Overdiek H W, Hermens W A, Merkus F W
Clin Pharmacol Ther. 1985 Oct;38(4):469-74. doi: 10.1038/clpt.1985.206.
Four healthy men took a single oral dose of 200 mg spironolactone after a standardized breakfast. Blood samples were drawn until 24 hours after dosing. A specific HPLC method was used to determine the serum concentrations of spironolactone and its metabolites 7 alpha-thiomethylspirolactone, 6 beta-hydroxy-7 alpha-thiomethylspirolactone, and canrenone. Pharmacokinetic parameters were derived from the serum concentration-time course of each compound. Spironolactone, 7 alpha-thiomethylspirolactone, and canrenone are known to have antimineralocorticoid activity in man. Our study demonstrated that: (1) 7 alpha-Thiomethylspirolactone is the main metabolite of spironolactone after a single oral dose as judged by the AUC(0-24) and the maximum concentration; and (2) unchanged spironolactone was detected in serum, with a maximum concentration at 1 hour and detectable levels up to 8 hours after dosing. Our findings are contrary to the widely accepted belief that spironolactone is metabolized too rapidly to be detected in serum after oral dosing and that canrenone is the principal metabolite of spironolactone.

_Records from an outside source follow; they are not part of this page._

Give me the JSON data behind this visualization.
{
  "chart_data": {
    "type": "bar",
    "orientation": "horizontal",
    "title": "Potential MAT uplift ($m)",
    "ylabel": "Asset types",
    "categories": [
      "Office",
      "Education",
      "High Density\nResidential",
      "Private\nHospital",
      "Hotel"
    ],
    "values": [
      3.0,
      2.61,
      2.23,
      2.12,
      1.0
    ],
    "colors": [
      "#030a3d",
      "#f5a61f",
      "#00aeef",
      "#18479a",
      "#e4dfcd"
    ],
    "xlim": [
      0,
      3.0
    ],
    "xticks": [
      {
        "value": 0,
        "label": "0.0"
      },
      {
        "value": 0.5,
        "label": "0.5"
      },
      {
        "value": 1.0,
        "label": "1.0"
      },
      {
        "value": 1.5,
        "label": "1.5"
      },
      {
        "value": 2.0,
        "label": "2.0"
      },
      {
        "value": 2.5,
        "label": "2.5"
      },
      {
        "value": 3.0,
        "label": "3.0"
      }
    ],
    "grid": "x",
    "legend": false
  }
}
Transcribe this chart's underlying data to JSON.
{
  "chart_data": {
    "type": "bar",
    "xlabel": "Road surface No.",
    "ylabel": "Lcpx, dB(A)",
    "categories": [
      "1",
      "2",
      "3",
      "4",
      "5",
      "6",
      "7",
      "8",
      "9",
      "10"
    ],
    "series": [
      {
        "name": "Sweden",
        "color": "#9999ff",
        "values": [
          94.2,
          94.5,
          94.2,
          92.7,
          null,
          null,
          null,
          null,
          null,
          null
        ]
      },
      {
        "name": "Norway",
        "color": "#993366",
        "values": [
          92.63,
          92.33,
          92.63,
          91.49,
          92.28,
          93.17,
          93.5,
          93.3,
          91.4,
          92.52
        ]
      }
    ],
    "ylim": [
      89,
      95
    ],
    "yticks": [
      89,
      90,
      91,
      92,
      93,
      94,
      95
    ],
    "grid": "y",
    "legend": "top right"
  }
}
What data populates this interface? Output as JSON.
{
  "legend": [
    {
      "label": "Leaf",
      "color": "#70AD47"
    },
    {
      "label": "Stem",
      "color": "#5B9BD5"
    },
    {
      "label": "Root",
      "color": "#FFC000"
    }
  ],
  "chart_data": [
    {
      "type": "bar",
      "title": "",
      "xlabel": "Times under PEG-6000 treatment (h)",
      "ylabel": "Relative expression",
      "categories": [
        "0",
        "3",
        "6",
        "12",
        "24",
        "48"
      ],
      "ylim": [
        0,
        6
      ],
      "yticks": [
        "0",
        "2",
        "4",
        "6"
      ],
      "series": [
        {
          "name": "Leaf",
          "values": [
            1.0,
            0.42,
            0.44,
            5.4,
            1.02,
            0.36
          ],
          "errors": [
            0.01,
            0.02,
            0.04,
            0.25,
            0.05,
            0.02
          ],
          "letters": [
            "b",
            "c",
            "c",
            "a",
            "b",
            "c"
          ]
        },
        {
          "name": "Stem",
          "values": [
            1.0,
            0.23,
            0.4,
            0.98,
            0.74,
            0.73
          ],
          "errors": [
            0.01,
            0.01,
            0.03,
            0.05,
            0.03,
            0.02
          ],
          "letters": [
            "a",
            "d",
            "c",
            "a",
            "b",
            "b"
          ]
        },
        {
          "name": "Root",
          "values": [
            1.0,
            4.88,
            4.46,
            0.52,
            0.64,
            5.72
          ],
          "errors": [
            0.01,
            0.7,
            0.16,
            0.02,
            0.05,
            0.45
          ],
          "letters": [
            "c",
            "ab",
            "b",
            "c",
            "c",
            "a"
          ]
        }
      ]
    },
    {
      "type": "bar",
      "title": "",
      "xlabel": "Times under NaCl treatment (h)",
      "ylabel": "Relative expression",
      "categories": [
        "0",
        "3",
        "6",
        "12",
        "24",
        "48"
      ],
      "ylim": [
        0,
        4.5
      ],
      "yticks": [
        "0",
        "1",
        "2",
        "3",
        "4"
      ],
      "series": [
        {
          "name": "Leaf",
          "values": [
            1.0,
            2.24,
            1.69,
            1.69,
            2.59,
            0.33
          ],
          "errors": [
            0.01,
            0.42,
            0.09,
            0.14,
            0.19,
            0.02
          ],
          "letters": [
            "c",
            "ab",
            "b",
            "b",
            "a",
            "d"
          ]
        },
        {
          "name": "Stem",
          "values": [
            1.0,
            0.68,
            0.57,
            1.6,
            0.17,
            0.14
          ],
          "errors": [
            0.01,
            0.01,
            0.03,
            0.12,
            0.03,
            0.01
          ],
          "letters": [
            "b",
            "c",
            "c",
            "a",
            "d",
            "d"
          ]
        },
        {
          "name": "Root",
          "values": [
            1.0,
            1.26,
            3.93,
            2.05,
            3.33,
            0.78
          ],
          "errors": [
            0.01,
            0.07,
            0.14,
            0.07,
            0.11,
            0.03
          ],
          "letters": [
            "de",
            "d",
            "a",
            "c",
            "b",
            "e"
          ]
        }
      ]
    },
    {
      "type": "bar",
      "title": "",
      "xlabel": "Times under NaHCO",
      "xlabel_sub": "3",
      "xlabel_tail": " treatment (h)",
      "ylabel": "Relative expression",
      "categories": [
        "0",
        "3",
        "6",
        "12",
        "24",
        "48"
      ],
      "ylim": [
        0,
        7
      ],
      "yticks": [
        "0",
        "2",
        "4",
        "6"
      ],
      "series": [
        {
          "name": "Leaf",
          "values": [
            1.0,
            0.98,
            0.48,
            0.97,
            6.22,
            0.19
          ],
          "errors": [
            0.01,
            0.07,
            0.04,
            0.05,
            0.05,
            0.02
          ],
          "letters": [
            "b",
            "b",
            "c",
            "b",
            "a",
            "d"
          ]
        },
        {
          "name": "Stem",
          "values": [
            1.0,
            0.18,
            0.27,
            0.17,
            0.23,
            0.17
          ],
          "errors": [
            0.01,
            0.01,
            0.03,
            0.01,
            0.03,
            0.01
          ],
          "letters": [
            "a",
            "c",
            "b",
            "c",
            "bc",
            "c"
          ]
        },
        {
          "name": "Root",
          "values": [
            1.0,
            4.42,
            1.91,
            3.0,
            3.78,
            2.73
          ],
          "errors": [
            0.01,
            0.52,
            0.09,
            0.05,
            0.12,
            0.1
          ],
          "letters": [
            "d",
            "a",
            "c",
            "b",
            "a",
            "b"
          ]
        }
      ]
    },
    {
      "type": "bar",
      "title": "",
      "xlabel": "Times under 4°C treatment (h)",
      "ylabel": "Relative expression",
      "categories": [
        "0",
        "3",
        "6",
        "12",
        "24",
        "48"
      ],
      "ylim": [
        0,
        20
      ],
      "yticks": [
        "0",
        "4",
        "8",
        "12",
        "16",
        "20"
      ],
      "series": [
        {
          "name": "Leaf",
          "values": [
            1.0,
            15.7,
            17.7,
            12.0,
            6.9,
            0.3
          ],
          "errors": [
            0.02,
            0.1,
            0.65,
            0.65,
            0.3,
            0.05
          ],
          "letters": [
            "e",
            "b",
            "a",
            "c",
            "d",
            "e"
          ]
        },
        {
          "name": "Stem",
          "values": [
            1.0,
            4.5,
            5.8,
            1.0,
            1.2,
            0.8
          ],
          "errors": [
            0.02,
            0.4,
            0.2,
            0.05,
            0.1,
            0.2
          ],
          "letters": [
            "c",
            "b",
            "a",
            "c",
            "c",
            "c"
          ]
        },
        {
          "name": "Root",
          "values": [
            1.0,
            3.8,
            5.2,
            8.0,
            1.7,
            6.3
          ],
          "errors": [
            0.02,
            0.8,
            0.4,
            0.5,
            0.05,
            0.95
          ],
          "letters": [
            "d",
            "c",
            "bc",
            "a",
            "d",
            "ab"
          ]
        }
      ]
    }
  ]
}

四名健康男性在标准化早餐后单次口服200毫克螺内酯。给药后采集血样直至24小时。采用特定的高效液相色谱法测定血清中螺内酯及其代谢产物7α-硫甲基螺内酯、6β-羟基-7α-硫甲基螺内酯和坎利酮的浓度。药代动力学参数由每种化合物的血清浓度-时间过程得出。已知螺内酯、7α-硫甲基螺内酯和坎利酮在人体中具有抗盐皮质激素活性。我们的研究表明:(1)根据药时曲线下面积(AUC(0-24))和最大浓度判断,7α-硫甲基螺内酯是单次口服螺内酯后的主要代谢产物;(2)血清中检测到未代谢的螺内酯,给药后1小时达到最大浓度,给药后8小时仍可检测到。我们的研究结果与广泛接受的观点相反,即认为螺内酯口服给药后代谢太快以至于在血清中无法检测到,且坎利酮是螺内酯的主要代谢产物。